Sono passati i bei tempi di Kevin Rudd, il primo ministro australiano che parlava correntemente mandarino e aveva perfino un nome cinese: Lu Kewen. Canberra negli ultimi anni è sembrata adottare con Pechino una posizione da “frienemy” appiattita su quella Usa, prima con Julia Gillard – già fautrice di un “golpe interno” contro Rudd – e poi con Tony Abbott. Di recente, l’Australia ha per esempio detto “no grazie” al progetto cinese di una Asian Infrastructure Bank, il terzo istituto di credito sovranazionale che, con la Banca Mondiale (a guida Usa) e la Asian Development Bank (a guida giapponese) dovrebbe mettere soldi nel motore del continente. Pare che a Washington non piacesse.

Abbott, al recente summit Apec di Pechino, ha addirittura rischiato di far perdere la faccia al munifico ospite Xi Jinping, promettendo di prendere Vladimir Putin a male parole per via dell’aereo malese carico di australiani abbattuto sui cieli ucraini (non si sa ancora da chi). Niente di tutto ciò: sorrisi e pacche sulle spalle. Punto. Fine. Il fatto è che l’Australia è, tra le economie sviluppate, la più Cina-dipendente del mondo. Le esportazioni verso il Celeste Impero rappresentano il 5,3 per cento del suo prodotto interno lordo e un dollaro su tre del suo export lo guadagna oltre Muraglia, mentre il 20 per cento delle proprie importazioni arriva proprio da lì.
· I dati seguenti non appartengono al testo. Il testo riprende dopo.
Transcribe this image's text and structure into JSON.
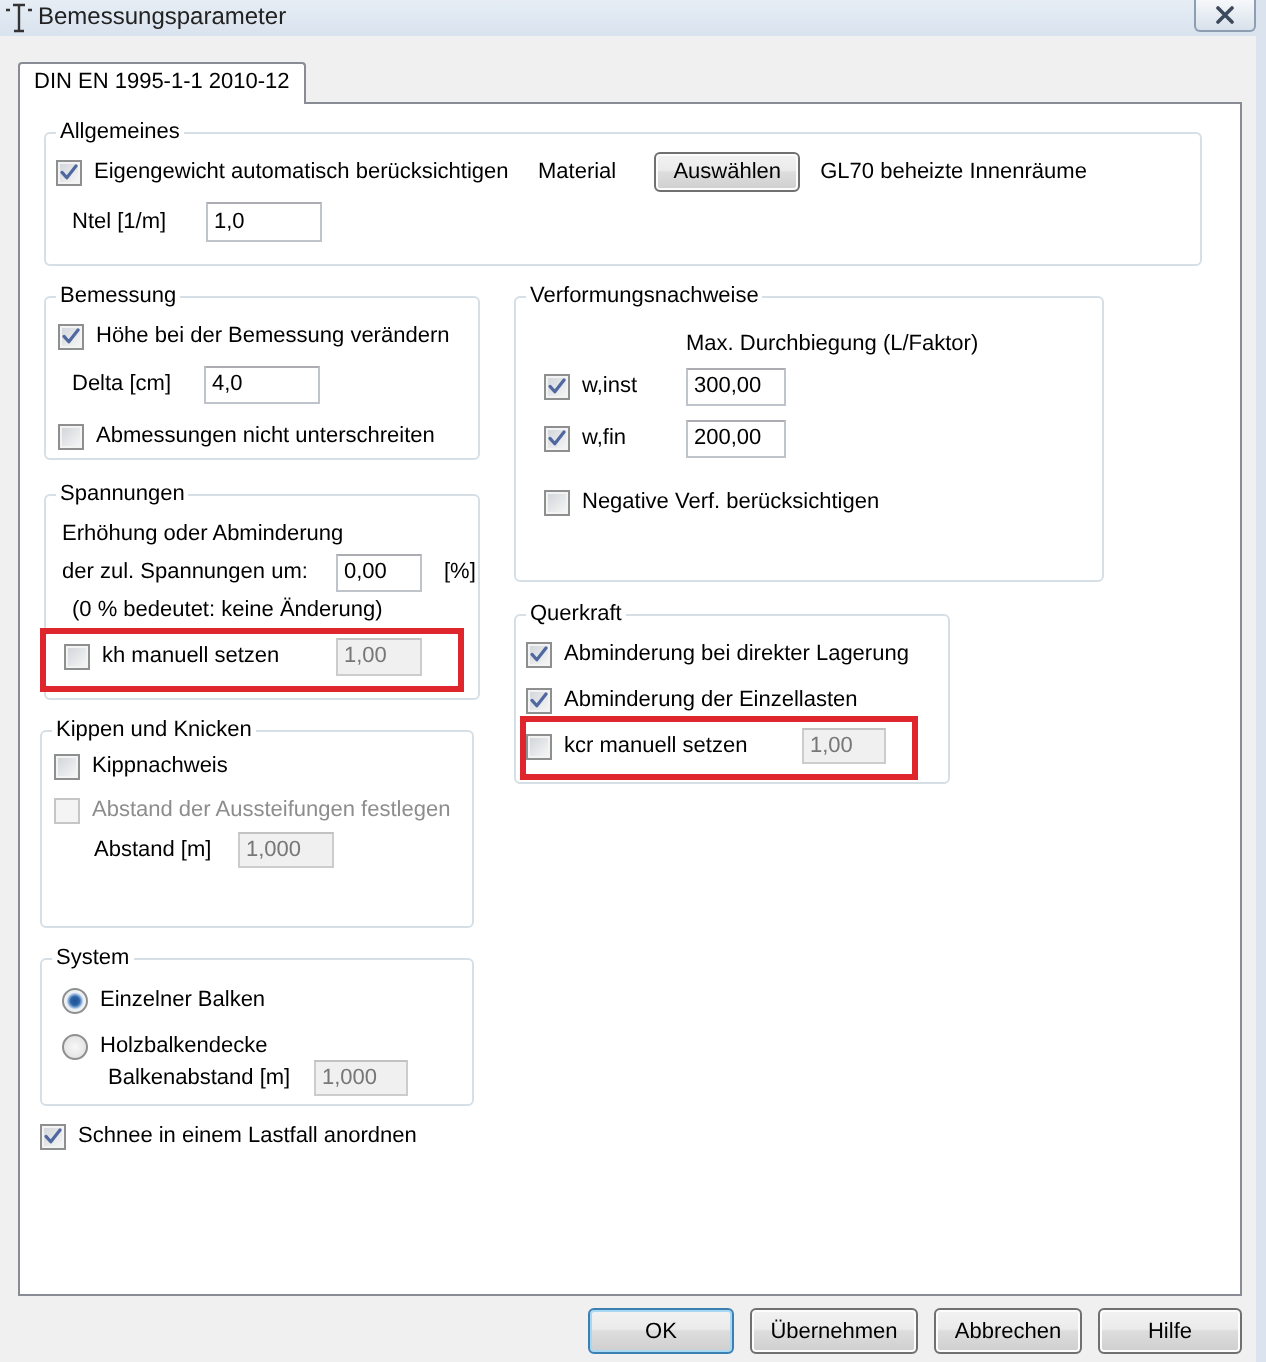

Il commercio bilaterale ha totalizzato 132 miliardi di dollari nel 2013: materie prime in direzione nord, prodotti manufatti in direzione sud.

Ed ecco la schizofrenia: da una parte gli Usa, che tirano per la giacchetta il primo ministro aussie di turno, dall’altro gli interessi concreti che portano a guardare in direzione Pechino. Se la terra dei canguri resta politicamente e strategicamente un avamposto Usa nel Pacifico, il G20 che sta ospitando ha offerto la possibilità di firmare un trattato di libero scambio con la Cina che probabilmente andrà ben al di là dell’attuale, fitto, commercio di materie prime. La vicina Nuova Zelanda l’ha preceduta nel 2008 e nei 12 mesi intercorsi da giugno 2013 le sue esportazioni verso la Cina sono aumentate del 26 per cento.
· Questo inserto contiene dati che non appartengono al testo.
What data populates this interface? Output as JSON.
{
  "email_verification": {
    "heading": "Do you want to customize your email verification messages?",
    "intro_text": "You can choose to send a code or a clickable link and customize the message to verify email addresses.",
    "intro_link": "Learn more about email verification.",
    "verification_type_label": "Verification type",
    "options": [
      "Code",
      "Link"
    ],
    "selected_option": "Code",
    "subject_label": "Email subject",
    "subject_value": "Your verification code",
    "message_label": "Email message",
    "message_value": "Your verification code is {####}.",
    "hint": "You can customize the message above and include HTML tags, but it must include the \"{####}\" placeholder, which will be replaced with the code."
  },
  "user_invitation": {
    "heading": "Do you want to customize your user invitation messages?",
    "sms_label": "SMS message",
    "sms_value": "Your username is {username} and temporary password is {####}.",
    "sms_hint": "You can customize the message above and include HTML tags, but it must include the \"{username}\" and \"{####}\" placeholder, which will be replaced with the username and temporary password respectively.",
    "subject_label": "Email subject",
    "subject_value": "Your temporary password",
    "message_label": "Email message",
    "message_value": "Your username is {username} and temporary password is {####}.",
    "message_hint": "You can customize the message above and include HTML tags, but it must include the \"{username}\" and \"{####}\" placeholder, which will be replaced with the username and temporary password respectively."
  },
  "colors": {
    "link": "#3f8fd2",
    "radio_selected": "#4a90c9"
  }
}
Si moltiplicano quindi, in questi giorni, gli appelli di accademici e businessmen a non subire più, ma a rendere offensiva la propria posizione a metà del guado. Per esempio, l’Australia si trova nella posizione più unica che rara di poter divenire partner di tutti i trattati di libero scambio di cui si sta discutendo: il TPP Usa, il RCEP che vogliono i Paesi Asean, il FTAAP made in China. E nessuno se la legherebbe al dito. Ma non è solo un fatto economico, bensì anche politico. Canberra non ha conflitti latenti o espliciti con le altre nazioni dell’Asia-Pacifico, può essere quindi un mediatore in quell’area di mondo. È anche un membro importante del G20, organizzazione in cui la Cina si trova molto più a suo agio rispetto al G8 (per non parlare del G2 che avrebbe voluto Washington, proposta che Pechino ha rispedito al mittente) e a Pechino è vista quindi come un partner “naturale”. Non è un caso che, nelle sue peregrinazioni, il presidente Xi Jinping abbia già visitato tutti gli Stati del Commonwealth australiano, tranne la Tasmania. Insomma, Canberra può divenire l’ago della bilancia in quell’area di mondo e il naturale facilitatore dei rapporti tra Cina e Occidente.
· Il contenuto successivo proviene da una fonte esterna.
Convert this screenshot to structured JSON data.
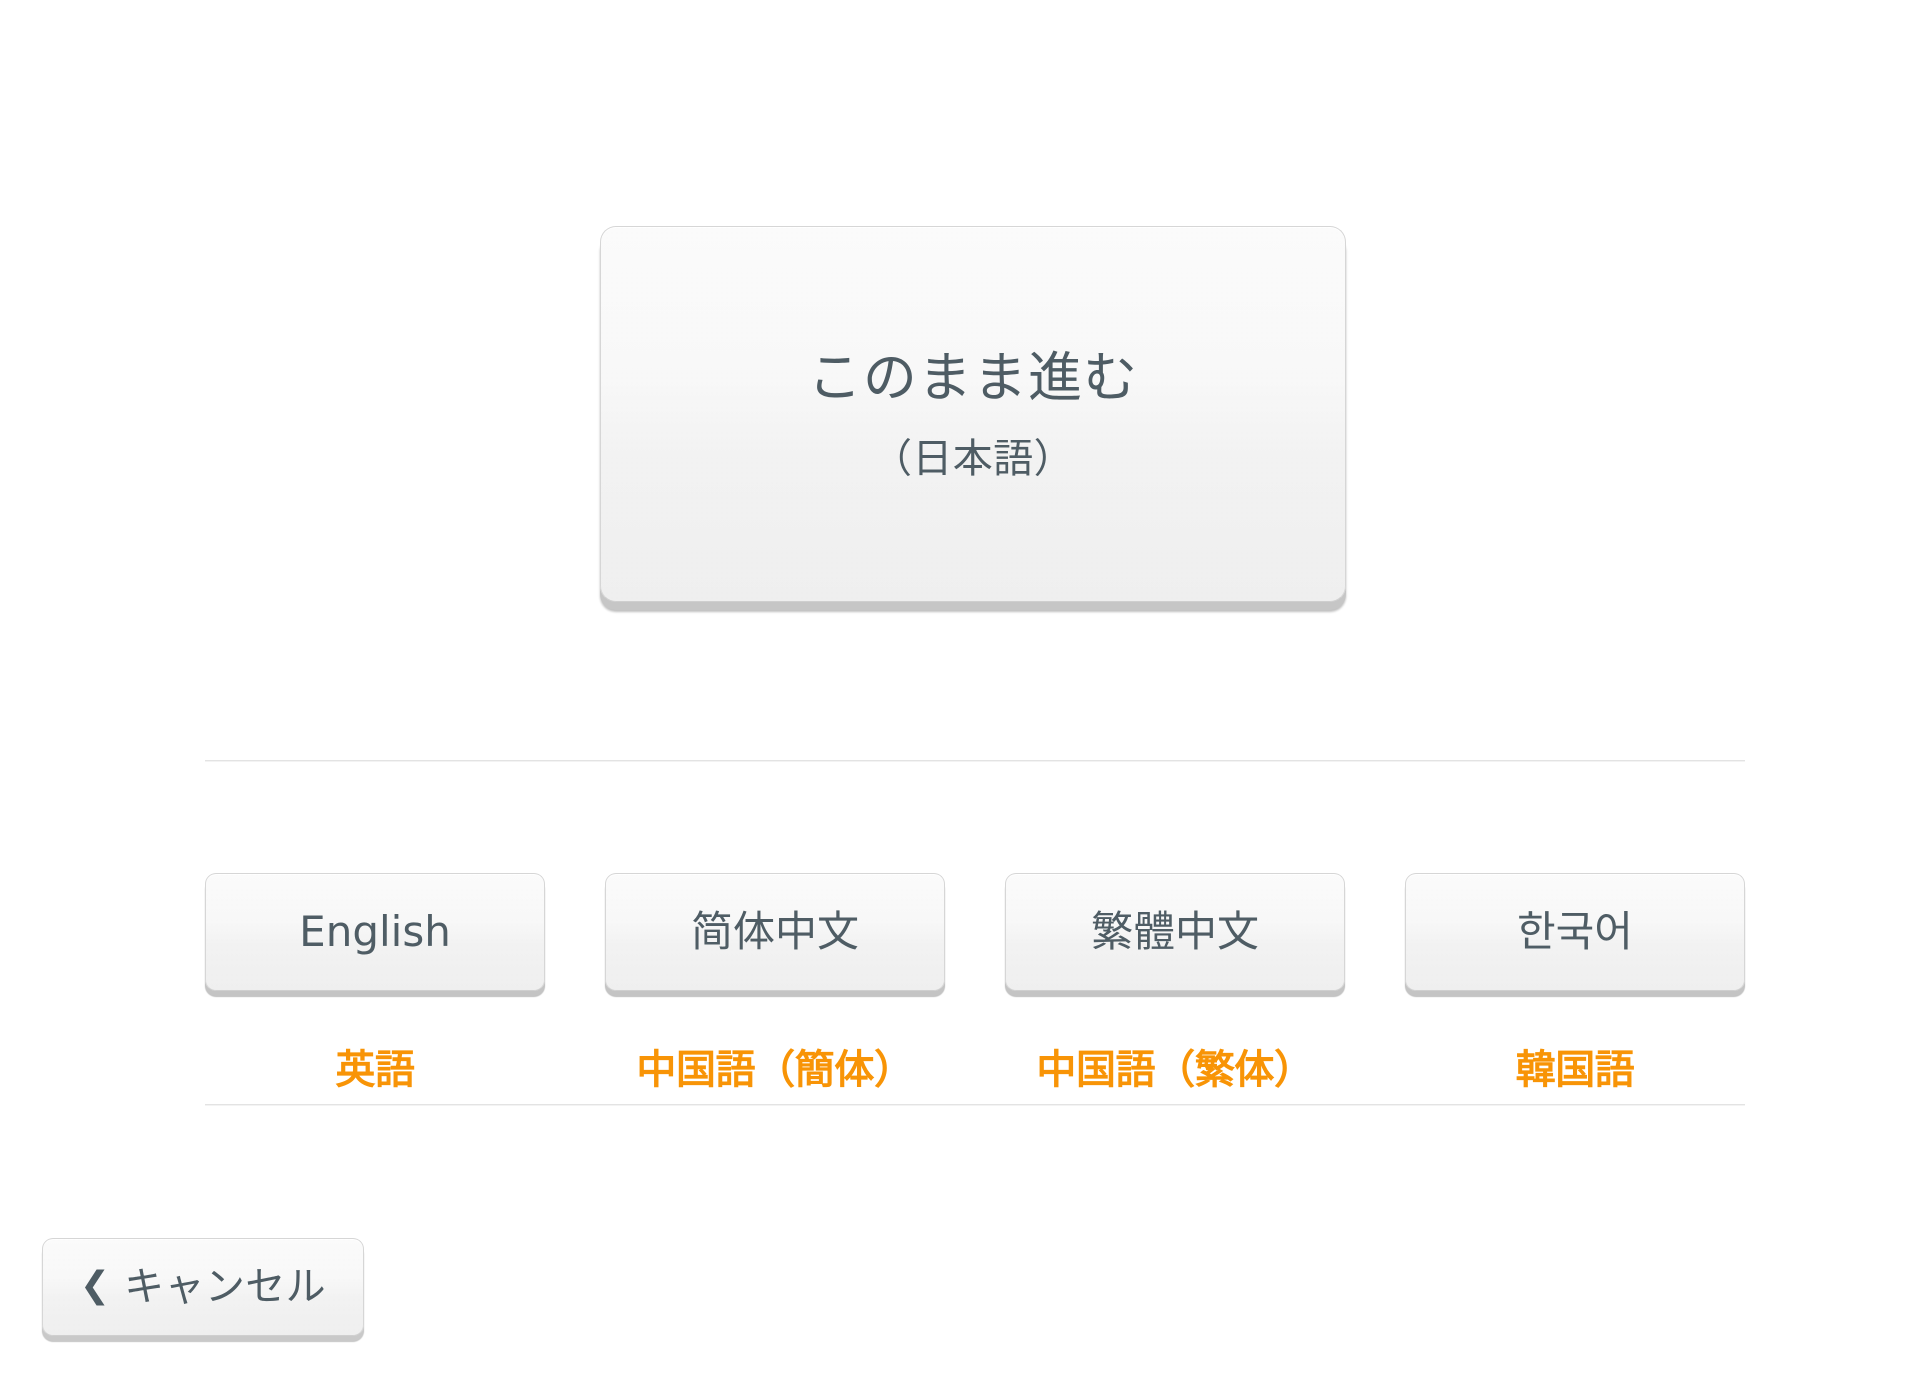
{
  "colors": {
    "accent_orange": "#f89406",
    "button_text": "#4e5c64",
    "button_face": "#f6f6f6",
    "button_ledge": "#c4c4c4",
    "divider": "#e3e3e3",
    "page_background": "#ffffff"
  },
  "continue": {
    "main_label": "このまま進む",
    "sub_label": "（日本語）"
  },
  "languages": [
    {
      "button_label": "English",
      "native_label": "英語"
    },
    {
      "button_label": "简体中文",
      "native_label": "中国語（簡体）"
    },
    {
      "button_label": "繁體中文",
      "native_label": "中国語（繁体）"
    },
    {
      "button_label": "한국어",
      "native_label": "韓国語"
    }
  ],
  "cancel": {
    "icon": "chevron-left-icon",
    "glyph": "❮",
    "label": "キャンセル"
  }
}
Secondo Kerry Brown, professore di studi cinesi all’Università di Sidney, l’Australia dovrebbe affrancarsi parzialmente dalla tutela di Washington in politica estera. Altrimenti, “le vecchie volpi della diplomazia cinese potrebbero dire al presidente Xi Jinping che se vuole conoscere le politiche australiane nei confronti della Cina, può tranquillamente tagliare fuori l’intermediario e rivolgersi direttamente al Dipartimento di Stato Usa”.